Moment-based domain adaption: Learning bounds and algorithms

W. Zellinger. Moment-based domain adaption: Learning bounds and algorithms. 2, 2020.

  • Werner Zellinger

This thesis contributes to the mathematical foundation of domain adaptation as emerging field in machine learning. In contrast to classical statistical learning, the framework of domain adaptation takes into account deviations between probability distributions in the training and application setting. Domain adaptation applies for a wider range of applications as future samples often follow a distribution that differs from the ones of the training samples. A decisive point is the generality of the assumptions about the similarity of the distributions. Therefore, in this thesis we study domain adaptation problems under as weak similarity assumptions as can be modelled by finitely many moments.

By examining the generalization ability of discriminative models trained under this relaxed assumption we establish, in the first part, a framework for bounding the misclassification risk based on finitely many moments and additional smoothness conditions. Our results show that a low misclassification risk of the discriminative models can be expected if a) the misclassification risk on the training sample is small, b) the sample size is large enough, and c) the samples’ distributions meet an additional entropy condition.

In the second part, we apply our theoretical framework to the design of machine learning algorithms for domain adaptation. We propose a new moment distance for metric-based regularization of neural networks. Our methods aim at finding new data representations such that our weak assumptions on the similarity of the distributions are satisfied. In this context, various relations of the new moment distance to other probability metrics are proven. Further, a bound on the misclassification risk of our method is derived. To underpin the relevance of our theoretical framework, we perform empirical experiments on several large-scale benchmark datasets. The results show that our method, though based on weaker assumptions, often outperforms related alternatives based on stronger assumptions on the similarity of distributions.
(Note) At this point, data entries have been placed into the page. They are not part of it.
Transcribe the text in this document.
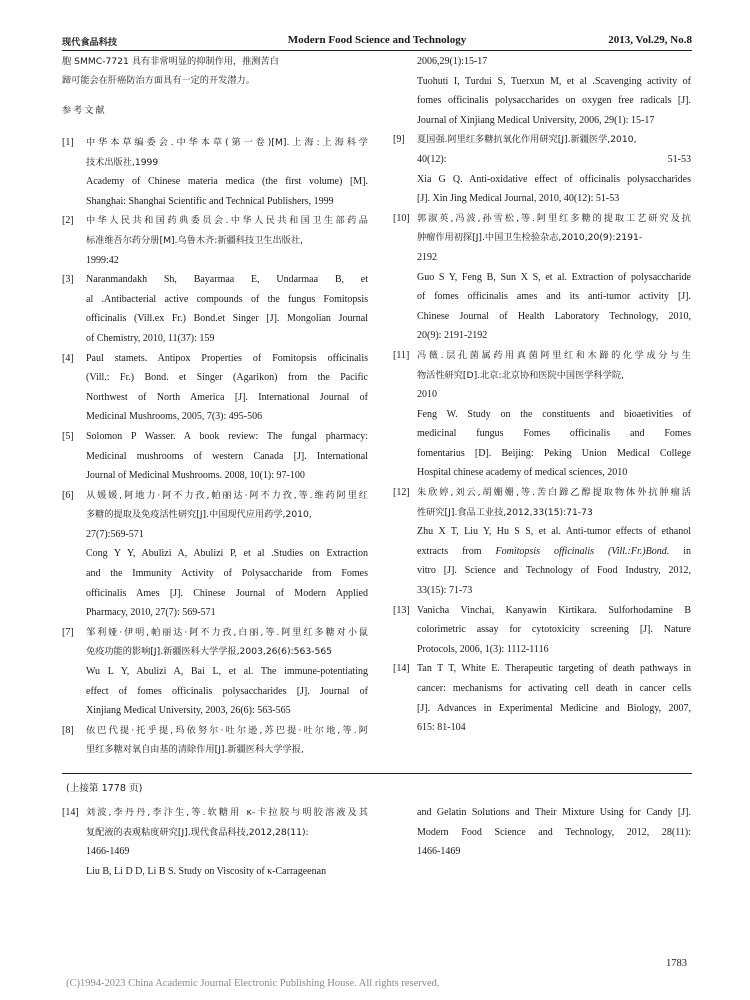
现代食品科技	Modern Food Science and Technology	2013, Vol.29, No.8
胞 SMMC-7721 具有非常明显的抑制作用，推测苦白
蹄可能会在肝癌防治方面具有一定的开发潜力。
参考文献
[1] 中华本草编委会.中华本草(第一卷)[M].上海:上海科学
技术出版社,1999
Academy of Chinese materia medica (the first volume) [M].
Shanghai: Shanghai Scientific and Technical Publishers, 1999
[2] 中华人民共和国药典委员会.中华人民共和国卫生部药品
标准维吾尔药分册[M].乌鲁木齐:新疆科技卫生出版社,
1999:42
[3] Naranmandakh Sh, Bayarmaa E, Undarmaa B, et
al .Antibacterial active compounds of the fungus Fomitopsis
officinalis (Vill.ex Fr.) Bond.et Singer [J]. Mongolian Journal
of Chemistry, 2010, 11(37): 159
[4] Paul stamets. Antipox Properties of Fomitopsis officinalis
(Vill.: Fr.) Bond. et Singer (Agarikon) from the Pacific
Northwest of North America [J]. International Journal of
Medicinal Mushrooms, 2005, 7(3): 495-506
[5] Solomon P Wasser. A book review: The fungal pharmacy:
Medicinal mushrooms of western Canada [J]. International
Journal of Medicinal Mushrooms. 2008, 10(1): 97-100
[6] 从媛媛,阿地力·阿不力孜,帕丽达·阿不力孜,等.维药阿里红
多糖的提取及免疫活性研究[J].中国现代应用药学,2010,
27(7):569-571
Cong Y Y, Abulizi A, Abulizi P, et al .Studies on Extraction
and the Immunity Activity of Polysaccharide from Fomes
officinalis Ames [J]. Chinese Journal of Modern Applied
Pharmacy, 2010, 27(7): 569-571
[7] 邹利娅·伊明,帕丽达·阿不力孜,白丽,等.阿里红多糖对小鼠
免疫功能的影响[J].新疆医科大学学报,2003,26(6):563-565
Wu L Y, Abulizi A, Bai L, et al. The immune-potentiating
effect of fomes officinalis polysaccharides [J]. Journal of
Xinjiang Medical University, 2003, 26(6): 563-565
[8] 依巴代提·托乎提,玛依努尔·吐尔逊,苏巴提·吐尔地,等.阿
里红多糖对氧自由基的清除作用[J].新疆医科大学学报,
2006,29(1):15-17
Tuohuti I, Turdui S, Tuerxun M, et al .Scavenging activity of
fomes officinalis polysaccharides on oxygen free radicals [J].
Journal of Xinjiang Medical University, 2006, 29(1): 15-17
[9] 夏国强.阿里红多糖抗氧化作用研究[J].新疆医学,2010,
40(12): 51-53
Xia G Q. Anti-oxidative effect of officinalis polysaccharides
[J]. Xin Jing Medical Journal, 2010, 40(12): 51-53
[10] 郭淑英,冯波,孙雪松,等.阿里红多糖的提取工艺研究及抗
肿瘤作用初探[J].中国卫生检验杂志,2010,20(9):2191-
2192
Guo S Y, Feng B, Sun X S, et al. Extraction of polysaccharide
of fomes officinalis ames and its anti-tumor activity [J].
Chinese Journal of Health Laboratory Technology, 2010,
20(9): 2191-2192
[11] 冯薇.层孔菌属药用真菌阿里红和木蹄的化学成分与生
物活性研究[D].北京:北京协和医院中国医学科学院,
2010
Feng W. Study on the constituents and bioaetivities of
medicinal fungus Fomes officinalis and Fomes
fomentarius [D]. Beijing: Peking Union Medical College
Hospital chinese academy of medical sciences, 2010
[12] 朱欣婷,刘云,胡姗姗,等.苦白蹄乙醇提取物体外抗肿瘤活
性研究[J].食品工业技,2012,33(15):71-73
Zhu X T, Liu Y, Hu S S, et al. Anti-tumor effects of ethanol
extracts from Fomitopsis officinalis (Vill.:Fr.)Bond. in
vitro [J]. Science and Technology of Food Industry, 2012,
33(15): 71-73
[13] Vanicha Vinchai, Kanyawin Kirtikara. Sulforhodamine B
colorimetric assay for cytotoxicity screening [J]. Nature
Protocols, 2006, 1(3): 1112-1116
[14] Tan T T, White E. Therapeutic targeting of death pathways in
cancer: mechanisms for activating cell death in cancer cells
[J]. Advances in Experimental Medicine and Biology, 2007,
615: 81-104
(上接第 1778 页)
[14] 刘波,李丹丹,李汴生,等.软糖用 κ-卡拉胶与明胶溶液及其
复配液的表观粘度研究[J].现代食品科技,2012,28(11):
1466-1469
Liu B, Li D D, Li B S. Study on Viscosity of κ-Carrageenan
and Gelatin Solutions and Their Mixture Using for Candy [J].
Modern Food Science and Technology, 2012, 28(11):
1466-1469
1783
(C)1994-2023 China Academic Journal Electronic Publishing House. All rights reserved.
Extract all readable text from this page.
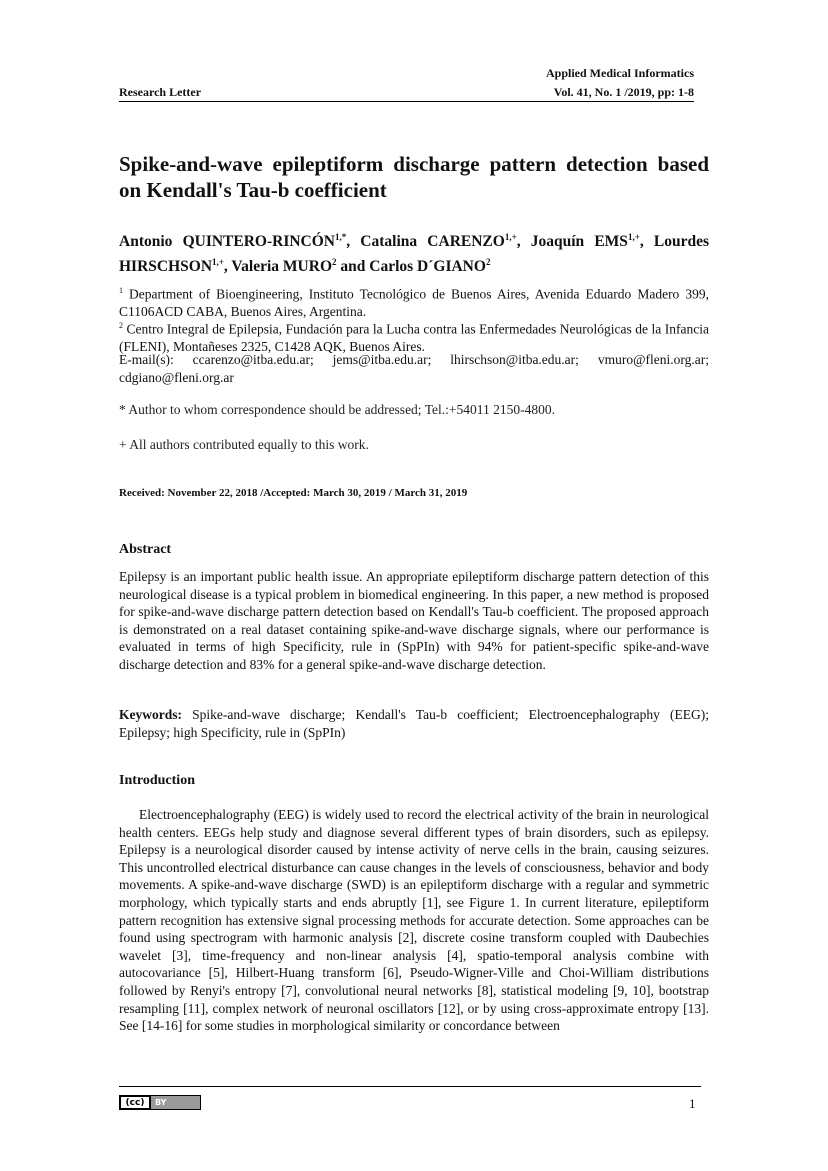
Applied Medical Informatics
Research Letter	Vol. 41, No. 1 /2019, pp: 1-8
Spike-and-wave epileptiform discharge pattern detection based on Kendall's Tau-b coefficient
Antonio QUINTERO-$RINCÓN^{1,*}$, Catalina $CARENZO^{1,+}$, Joaquín $EMS^{1,+}$, Lourdes $HIRSCHSON^{1,+}$, Valeria MURO$^2$ and Carlos D´GIANO$^2$
$^1$ Department of Bioengineering, Instituto Tecnológico de Buenos Aires, Avenida Eduardo Madero 399, C1106ACD CABA, Buenos Aires, Argentina.
$^2$ Centro Integral de Epilepsia, Fundación para la Lucha contra las Enfermedades Neurológicas de la Infancia (FLENI), Montañeses 2325, C1428 AQK, Buenos Aires.
E-mail(s): ccarenzo@itba.edu.ar; jems@itba.edu.ar; lhirschson@itba.edu.ar; vmuro@fleni.org.ar; cdgiano@fleni.org.ar
* Author to whom correspondence should be addressed; Tel.:+54011 2150-4800.
+ All authors contributed equally to this work.
Received: November 22, 2018 /Accepted: March 30, 2019 / March 31, 2019
Abstract
Epilepsy is an important public health issue. An appropriate epileptiform discharge pattern detection of this neurological disease is a typical problem in biomedical engineering. In this paper, a new method is proposed for spike-and-wave discharge pattern detection based on Kendall's Tau-b coefficient. The proposed approach is demonstrated on a real dataset containing spike-and-wave discharge signals, where our performance is evaluated in terms of high Specificity, rule in (SpPIn) with 94% for patient-specific spike-and-wave discharge detection and 83% for a general spike-and-wave discharge detection.
Keywords: Spike-and-wave discharge; Kendall's Tau-b coefficient; Electroencephalography (EEG); Epilepsy; high Specificity, rule in (SpPIn)
Introduction
Electroencephalography (EEG) is widely used to record the electrical activity of the brain in neurological health centers. EEGs help study and diagnose several different types of brain disorders, such as epilepsy. Epilepsy is a neurological disorder caused by intense activity of nerve cells in the brain, causing seizures. This uncontrolled electrical disturbance can cause changes in the levels of consciousness, behavior and body movements. A spike-and-wave discharge (SWD) is an epileptiform discharge with a regular and symmetric morphology, which typically starts and ends abruptly [1], see Figure 1. In current literature, epileptiform pattern recognition has extensive signal processing methods for accurate detection. Some approaches can be found using spectrogram with harmonic analysis [2], discrete cosine transform coupled with Daubechies wavelet [3], time-frequency and non-linear analysis [4], spatio-temporal analysis combine with autocovariance [5], Hilbert-Huang transform [6], Pseudo-Wigner-Ville and Choi-William distributions followed by Renyi's entropy [7], convolutional neural networks [8], statistical modeling [9, 10], bootstrap resampling [11], complex network of neuronal oscillators [12], or by using cross-approximate entropy [13]. See [14-16] for some studies in morphological similarity or concordance between
(cc)	BY	1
In the third part, we apply our framework on two industrial regression problems. The first problem is settled in the area of industrial manufacturing. We propose a new algorithm that is based on the similarity of the first moments of multiple different distributions. Our algorithm enables the modeling of time series from previously unseen distributions and outperforms several standard regression algorithms on real-world data. The second problem stems from the area of analytical chemistry. We propose a new moment-based domain adaptation algorithm for the calibration of chemical measurement systems. In contrast to standard approaches, our algorithm is only based on unlabeled data from the application system. Theoretical properties of the proposed algorithm are discussed and it is shown to empirically outperform standard alternatives on two real-world datasets.